Now to the big question, just how expensive is it? And is it worth it? This tea currently sells for….. drumroll please….. $149 for 2 oz. (56g)! So let’s break that down. Say 3.5 grams per session gives you 16 sessions in a 2 oz. tin. That is $9.32 per session. You can get at least 8 infusions per session, so at 8 infusions that comes to $1.17 per cup! That is a lot of money for tea.

Now, this tea is very good overall and I really did enjoy drinking it. Is it worth that price, though? In my very humble and still very novice opinion as a tea drinker, probably not. But, in my professional opinion as a CPA, if you were my client and I had a fiduciary duty to look out for your best financial interests, here’s a two word answer: Heck no. If you were my client, I would advise strongly against paying that price for that tea.

It is my gut feeling that you can find other Jin Jun Mei from other sellers that is just as good or really close or even better for much much less. Harney can get a little crazy with their prices sometimes, and this is one of those times if you ask me. I didn’t enjoy it quite as much as the other Jin Jun Mei that I tried, and that tea was a lot less expensive than this one.

This tea is very good and if you had given in to me, I would have certainly enjoyed it. That being said, the price on this is a bit outrageous so please don’t buy it. Cheers!
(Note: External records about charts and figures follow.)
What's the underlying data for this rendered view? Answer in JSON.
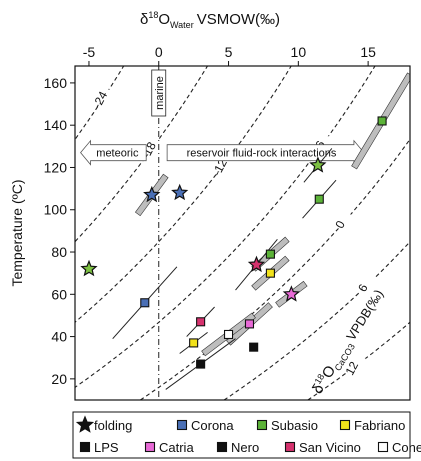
{
  "chart_data": {
    "type": "scatter",
    "x_axis": {
      "label": "δ18O Water VSMOW(‰)",
      "label_parts": {
        "delta": "δ",
        "sup": "18",
        "o": "O",
        "sub": "Water",
        "rest": "VSMOW(‰)"
      },
      "position": "top",
      "range": [
        -6,
        18
      ],
      "ticks": [
        -5,
        0,
        5,
        10,
        15
      ]
    },
    "y_axis": {
      "label": "Temperature (ºC)",
      "range": [
        10,
        168
      ],
      "ticks": [
        20,
        40,
        60,
        80,
        100,
        120,
        140,
        160
      ]
    },
    "reference_line": {
      "x": 0,
      "style": "dash-dot",
      "label": "marine"
    },
    "regions": {
      "left_label": "meteoric",
      "right_label": "reservoir fluid-rock interactions"
    },
    "contours": {
      "legend_parts": {
        "delta": "δ",
        "sup": "18",
        "o": "O",
        "sub": "CaCO3",
        "rest": "VPDB(‰)"
      },
      "values": [
        -24,
        -18,
        -12,
        -6,
        0,
        6,
        12
      ],
      "labels": [
        "-24",
        "-18",
        "-12",
        "-6",
        "0",
        "6",
        "12"
      ]
    },
    "series": [
      {
        "name": "folding",
        "marker": "star",
        "points": [
          {
            "x": -5.0,
            "y": 72,
            "color": "#7dc142"
          },
          {
            "x": -0.5,
            "y": 107,
            "color": "#4a6fb5"
          },
          {
            "x": 1.5,
            "y": 108,
            "color": "#4a6fb5"
          },
          {
            "x": 7.0,
            "y": 74,
            "color": "#d6326e"
          },
          {
            "x": 11.4,
            "y": 121,
            "color": "#7dc142"
          },
          {
            "x": 9.5,
            "y": 60,
            "color": "#e86ad6"
          }
        ]
      },
      {
        "name": "Corona",
        "marker": "square",
        "color": "#4a6fb5",
        "points": [
          {
            "x": -1.0,
            "y": 56
          }
        ]
      },
      {
        "name": "Subasio",
        "marker": "square",
        "color": "#5cb338",
        "points": [
          {
            "x": 11.5,
            "y": 105
          },
          {
            "x": 8.0,
            "y": 79
          },
          {
            "x": 16.0,
            "y": 142
          }
        ]
      },
      {
        "name": "Fabriano",
        "marker": "square",
        "color": "#f2e21b",
        "points": [
          {
            "x": 8.0,
            "y": 70
          },
          {
            "x": 2.5,
            "y": 37
          }
        ]
      },
      {
        "name": "LPS",
        "marker": "square",
        "color": "#111111",
        "points": [
          {
            "x": 3.0,
            "y": 27
          }
        ]
      },
      {
        "name": "Catria",
        "marker": "square",
        "color": "#e86ad6",
        "points": [
          {
            "x": 6.5,
            "y": 46
          }
        ]
      },
      {
        "name": "Nero",
        "marker": "square",
        "color": "#111111",
        "points": [
          {
            "x": 6.8,
            "y": 35
          }
        ]
      },
      {
        "name": "San Vicino",
        "marker": "square",
        "color": "#d6326e",
        "points": [
          {
            "x": 3.0,
            "y": 47
          }
        ]
      },
      {
        "name": "Conero",
        "marker": "square",
        "color": "#ffffff",
        "points": [
          {
            "x": 5.0,
            "y": 41
          }
        ]
      }
    ],
    "legend": {
      "position": "bottom",
      "rows": [
        [
          {
            "name": "folding",
            "marker": "star",
            "color": "#111111"
          },
          {
            "name": "Corona",
            "marker": "square",
            "color": "#4a6fb5"
          },
          {
            "name": "Subasio",
            "marker": "square",
            "color": "#5cb338"
          },
          {
            "name": "Fabriano",
            "marker": "square",
            "color": "#f2e21b"
          }
        ],
        [
          {
            "name": "LPS",
            "marker": "square",
            "color": "#111111"
          },
          {
            "name": "Catria",
            "marker": "square",
            "color": "#e86ad6"
          },
          {
            "name": "Nero",
            "marker": "square",
            "color": "#111111"
          },
          {
            "name": "San Vicino",
            "marker": "square",
            "color": "#d6326e"
          },
          {
            "name": "Conero",
            "marker": "square",
            "color": "#ffffff"
          }
        ]
      ]
    },
    "grid": false
  }
}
4 thoughts on “A Very Expensive Jin Jun Mei

  1. Wow!

    If I’ve done my sums right, that works out at 6(!!!) times the price of the Jin Jun Mei from one of my regular suppliers, and that’s a hand plucked and processed tea from Tongmu in Wuyi shan.

    Outrageous indeed!


  2. Mike Harney here I agree both this Jin Jun Mei and the Lung Ching are expensive. However I went there and paid the same rate as Chinese buyers for the best that was available. I wanted to offer the best and see if people would try it. Yes we can find cheaper ones, but they will be export quality. We will evaluate this experiment later on. Thanks for your comments

    Liked by 1 person

    1. Mr. Harney, I am humbled and honored that you took time to read my blog. I have always been a fan of your teas, with a stash of black and gold tins to prove it. This tea was delicious, but I just couldn’t recommend paying that price for it.

      If I may suggest, I do believe that more sourcing information would go a long way with the high end tea drinkers. Information such as date of picking and processing, village of origin, elevation, cultivar, etc. is of great importance to tea enthusiasts like myself who are trying to learn the intricacies of all the different teas of the world. Thank you!